I moved to Sassafras and got a job running forklifts at a dog food plant in Kelly, a town about 25 minutes from Sassafras. Not very impressive, but it was all I could get with my criminal record. There weren’t any jobs in Sassafras. Even the diner didn’t want me to wash their dishes. I think the factory must have gotten a tax break for hiring me because there were four other ex-cons working there. My apartment was a dump, but my job really wasn't that bad. I used to work summers and part-time during college in factories.
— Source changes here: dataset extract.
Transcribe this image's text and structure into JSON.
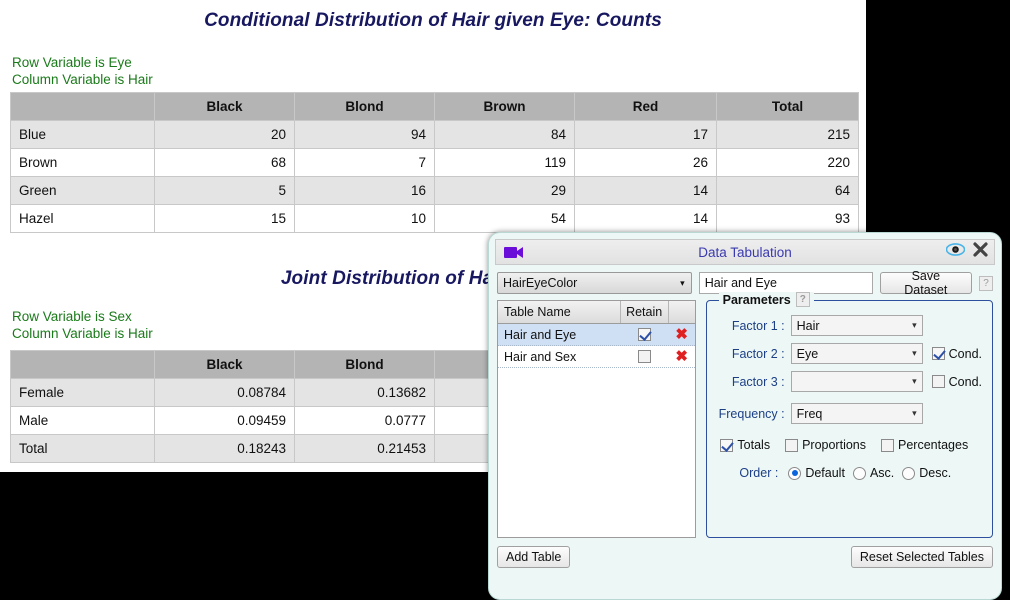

I didn’t need the work, but I needed some way to explain where I was getting my money. I usually rode lifts or watched gauges and dials on giant machines. One year I worked at a factory that just made empty plastic bottles they shipped to other factories that filled them with detergent, catsup, chocolate syrup, whatever.

I worked swing shifts, some days, some nights, some weekends. I had been living there for a couple of weeks when John Boyd, the agent I was working with, told me I had to get the cops' attention. He suggested speeding. Once a cop pulled me over and ran my name, they would see my record. Santos said they had tons of money and needed a way to transfer it to some form they could enjoy. My record should make them drool. It worked. That was the night I met Sneider.